Страница 29 из 91
— Вот и хорошо, — маг быстро принимал обычный свой вид, почти мгновенно изгоняя с лица выражение озабоченности. — Только ты, похоже, погорячился, не дослушав меня. Я же сказал, что это Око мира, в нем отражаются все события и мысли, имеющие место в этом мире. Если попытаться охватить их одним взглядом, то шок, произошедший с тобой, можно считать наиболее благоприятным исходом. Никто не в силах проглотить весь поток информации в целом. Самое сложное — не проникнуть в информационное поле, а научиться в нем ориентироваться и отбрасывать второстепенное, не интересное тебе в настоящий момент.
Руффус слушал долгую лекцию на тему того, как собственно, научиться ориентации в этой вселенной из чужих мыслей, чувств и взглядов, сосредотачиваясь на интересующем фрагменте открывающейся бездны, а сам думал о том, что окрыленность от успехов в начале обучения сыграла с ним первую злую шутку. Иллюзия неограниченно возрастающих возможностей создает опасные искушения, поддаваться которым нельзя ни в коей мере, но с другой стороны, без уверенности в собственных силах — невозможно и продвижение вперед. Как и во всем, в этом мире, если хочешь уцелеть и чего-то добиться, надо непрерывно балансировать на тончайшей нити, по обе стороны от которой бездна, полная останков самоуверенных дураков с одной стороны, и робких перестраховщиков — с другой.
По окончании своей лекции Странд позволил ученику еще раз взять в руки Око мира и попробовать осторожно заглянуть в его глубины.
На этот раз Руффус с опаской брал теплый вибрирующий камень, словно боялся быть укушенным. Ощущение того, что он был живым, раз зародившись, после этого лишь усиливалось. Постепенно начал появляться уже знакомый отдаленный шум, не позволявший пока еще вычленить что-либо, на чем можно было бы сосредоточиться. Принц подавил желание сконцентрироваться на том, что ему действительно было интересно, соглашаясь с учителем, что без должного опыта он наверняка утонет в информации, связанной с Эргосом и его братом. Руффус начал думать о небе и птицах, летающих в окрестностях жилища Странда. По мере усиления шума начали взблескивать размытые картинки, по которым не определить содержания. С этого мгновения принц начал пытаться сдерживать наступление информационной лавины, не поддаваясь ей, как в первый раз.
Вспышки постепенно становились все отчетливей и задерживались на какое-то время. Увидав, наконец, долину, где находился дом мага, с головокружительной высоты, он тут же попытался сосредоточиться на увиденном. Принц почувствовал неимоверное напряжение, но ему удалось зафиксировать картину.

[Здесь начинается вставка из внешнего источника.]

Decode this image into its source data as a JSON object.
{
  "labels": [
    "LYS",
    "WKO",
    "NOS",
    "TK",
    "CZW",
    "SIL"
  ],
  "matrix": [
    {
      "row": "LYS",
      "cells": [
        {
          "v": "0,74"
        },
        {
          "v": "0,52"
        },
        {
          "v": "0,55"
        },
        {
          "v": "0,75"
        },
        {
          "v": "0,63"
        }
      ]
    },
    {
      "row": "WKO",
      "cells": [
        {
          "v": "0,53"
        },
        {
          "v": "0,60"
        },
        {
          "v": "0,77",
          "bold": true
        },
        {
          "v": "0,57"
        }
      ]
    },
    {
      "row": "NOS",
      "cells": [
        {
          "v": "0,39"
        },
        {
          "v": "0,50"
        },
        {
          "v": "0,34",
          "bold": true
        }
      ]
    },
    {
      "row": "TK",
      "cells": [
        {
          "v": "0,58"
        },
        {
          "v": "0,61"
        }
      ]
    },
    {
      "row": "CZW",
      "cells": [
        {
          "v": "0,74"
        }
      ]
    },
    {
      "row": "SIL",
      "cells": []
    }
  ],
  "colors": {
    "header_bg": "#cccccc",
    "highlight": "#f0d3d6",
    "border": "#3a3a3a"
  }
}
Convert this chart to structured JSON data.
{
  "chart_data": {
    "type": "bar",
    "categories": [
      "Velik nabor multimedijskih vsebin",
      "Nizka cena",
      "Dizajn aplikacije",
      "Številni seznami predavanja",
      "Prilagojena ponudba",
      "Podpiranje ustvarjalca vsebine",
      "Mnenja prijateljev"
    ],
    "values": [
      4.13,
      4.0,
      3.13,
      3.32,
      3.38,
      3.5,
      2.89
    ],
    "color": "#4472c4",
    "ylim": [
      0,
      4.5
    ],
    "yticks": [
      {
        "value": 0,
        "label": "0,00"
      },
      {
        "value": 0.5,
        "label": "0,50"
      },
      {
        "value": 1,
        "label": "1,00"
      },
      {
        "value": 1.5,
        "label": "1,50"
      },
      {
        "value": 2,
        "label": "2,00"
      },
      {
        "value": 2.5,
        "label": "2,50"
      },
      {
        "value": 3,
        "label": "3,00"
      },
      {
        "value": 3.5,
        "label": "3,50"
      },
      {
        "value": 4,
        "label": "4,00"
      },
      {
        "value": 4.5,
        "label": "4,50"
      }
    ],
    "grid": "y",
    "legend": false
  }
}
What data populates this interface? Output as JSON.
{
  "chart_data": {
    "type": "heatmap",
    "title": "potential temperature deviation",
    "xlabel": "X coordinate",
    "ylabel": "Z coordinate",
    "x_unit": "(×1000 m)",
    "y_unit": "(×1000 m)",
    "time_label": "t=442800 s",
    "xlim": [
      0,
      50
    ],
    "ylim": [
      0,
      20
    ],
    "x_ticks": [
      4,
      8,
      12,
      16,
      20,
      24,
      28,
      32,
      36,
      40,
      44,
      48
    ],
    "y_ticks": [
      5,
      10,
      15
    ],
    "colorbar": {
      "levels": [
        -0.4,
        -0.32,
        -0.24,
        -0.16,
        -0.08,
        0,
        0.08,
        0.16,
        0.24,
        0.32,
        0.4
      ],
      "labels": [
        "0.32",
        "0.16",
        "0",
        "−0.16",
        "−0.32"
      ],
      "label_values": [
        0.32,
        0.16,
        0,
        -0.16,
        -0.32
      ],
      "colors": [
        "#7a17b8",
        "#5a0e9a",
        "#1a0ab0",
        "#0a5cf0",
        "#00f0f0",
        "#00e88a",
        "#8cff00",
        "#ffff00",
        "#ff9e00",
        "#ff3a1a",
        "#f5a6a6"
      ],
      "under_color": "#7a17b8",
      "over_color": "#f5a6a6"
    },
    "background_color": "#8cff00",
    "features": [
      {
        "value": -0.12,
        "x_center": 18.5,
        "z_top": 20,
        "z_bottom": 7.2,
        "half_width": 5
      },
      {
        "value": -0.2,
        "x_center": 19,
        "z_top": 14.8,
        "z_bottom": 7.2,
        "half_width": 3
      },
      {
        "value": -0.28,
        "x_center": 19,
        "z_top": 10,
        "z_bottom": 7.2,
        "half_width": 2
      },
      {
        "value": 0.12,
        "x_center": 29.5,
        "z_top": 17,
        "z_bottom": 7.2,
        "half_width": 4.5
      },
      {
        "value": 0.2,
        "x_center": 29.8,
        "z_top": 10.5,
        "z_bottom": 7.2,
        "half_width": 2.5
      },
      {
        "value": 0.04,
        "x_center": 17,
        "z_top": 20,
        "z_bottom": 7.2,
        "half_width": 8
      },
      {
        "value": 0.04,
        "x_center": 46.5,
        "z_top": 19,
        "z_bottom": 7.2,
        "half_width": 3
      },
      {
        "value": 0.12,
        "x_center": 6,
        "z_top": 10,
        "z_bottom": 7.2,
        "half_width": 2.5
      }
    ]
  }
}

Услышав громкий клекот, он понял, что смотрит на мир глазами орла, нарезавшего несчетные круги над их головами чуть ли не с самого утра. Руффус чувствовал тяжесть в крыльях, уставших от бесконечного парения. Сильное чувство голода заставляло его зоркие глаза все настойчивей разыскивать достойную кандидатуру на обед, но ничего подходящего не попадалось. Разве что эти люди, маячившие с рассвета на горной террасе. По размерам и физическим силам — то, что надо, но он уже ученый, знает, что никогда не угадаешь, чего ждать от этих проклятых двуногих. С виду щупленькие, клювом стукнешь — переломятся, а попробуешь подлететь — какую-нибудь дрянь кинут, пробивающую насквозь, или, того хуже, заклятье наложат. Вот отца его — как опозорили. Наложили над самой землей заклятие, не дававшее ему летать. Разбиться — не разбился, а упал — что надо. Да это ладно, а потом? Неделю ковылял на лапах до своего гнезда, чтобы увидеть, как его выгонит жена, не желающая делить гнездо с ущербным. Позор — хуже смерти, так что пусть себе стоят, эти двуногие, дразнятся сколько хотят. Не клюнет он на такую приманку.
Вот, вот оно… Над лесом появился очень уж высоко взлетевший тетерев. Вот тупица, летал бы себе меж деревьев, так нет же — мы тоже птицы, летать умеем. Тоже мне, орел лесной… Сложив крылья, огромная птица завалилась и камнем начала падать вниз на ничего еще не подозревающего тетерева…
…Радость от полета высоко над вершинами деревьев, с чем ее можно сравнить? Он никогда еще не чувствовал себя так хорошо. Словно, стал больше, круче, весомее. Словно, летая на территории хозяев неба и сам приблизился к ним.
Ну да, он самый безумный из всех свихнувшихся тетеревов, раз ухитрился влюбиться в фазаниху. Где оно такое видано? Ну да, такое никогда бы ему не пришло в маленькую головку, лишенную напрочь здравого смысла, до того, как грохнулся на нее здоровенный сук, выбивший последние остатки недоразвитых мозгов. Ну да, куда ему тягаться с богато окрашенным оперением самцов фазана. Но зачем же обзывать его индюком? Он же не зовет ее курицей, хотя любой знает, что они в близком родстве. Обидно же…
Ну ничего, посмотрим, как у нее распахнутся точечки глаз, как замрет в глотке недосказанное квохтанье, когда она увидит, как он гордо упадет с безумных высот на ее излюбленную поляну. Посмотрим, как тогда подавятся своим куриным смехом эти тупые фазаны, полные самодовольства лишь из-за буйного пестроцветия на заднице.
«Переключись скорее на что-нибудь другое».
«Это еще что за чертовщина? Какой еще голубь метит его мозги?»
«Переключайся скорее. Это опасно».
«Вот достали! Опять небось уроды эти двуногие развлекаются. О чем это они там?»
Он поднял голову и в ужасе увидел надвигающиеся с неотвратимой быстротой чудовищные когти, растопыренные в самом что ни на есть враждебном положении. Уже пытаясь резко вывернуться, заваливаясь на левый бок, он понимал, что это не больше, чем формальный акт оказания сопротивления, доставляющий лишь больше радости удачливому охотнику.
«Подумай же о чем-нибудь другом, кретин!»
«И в эту минуту, еще будут лезть тебе в голову! Вот уж уроды, так уроды».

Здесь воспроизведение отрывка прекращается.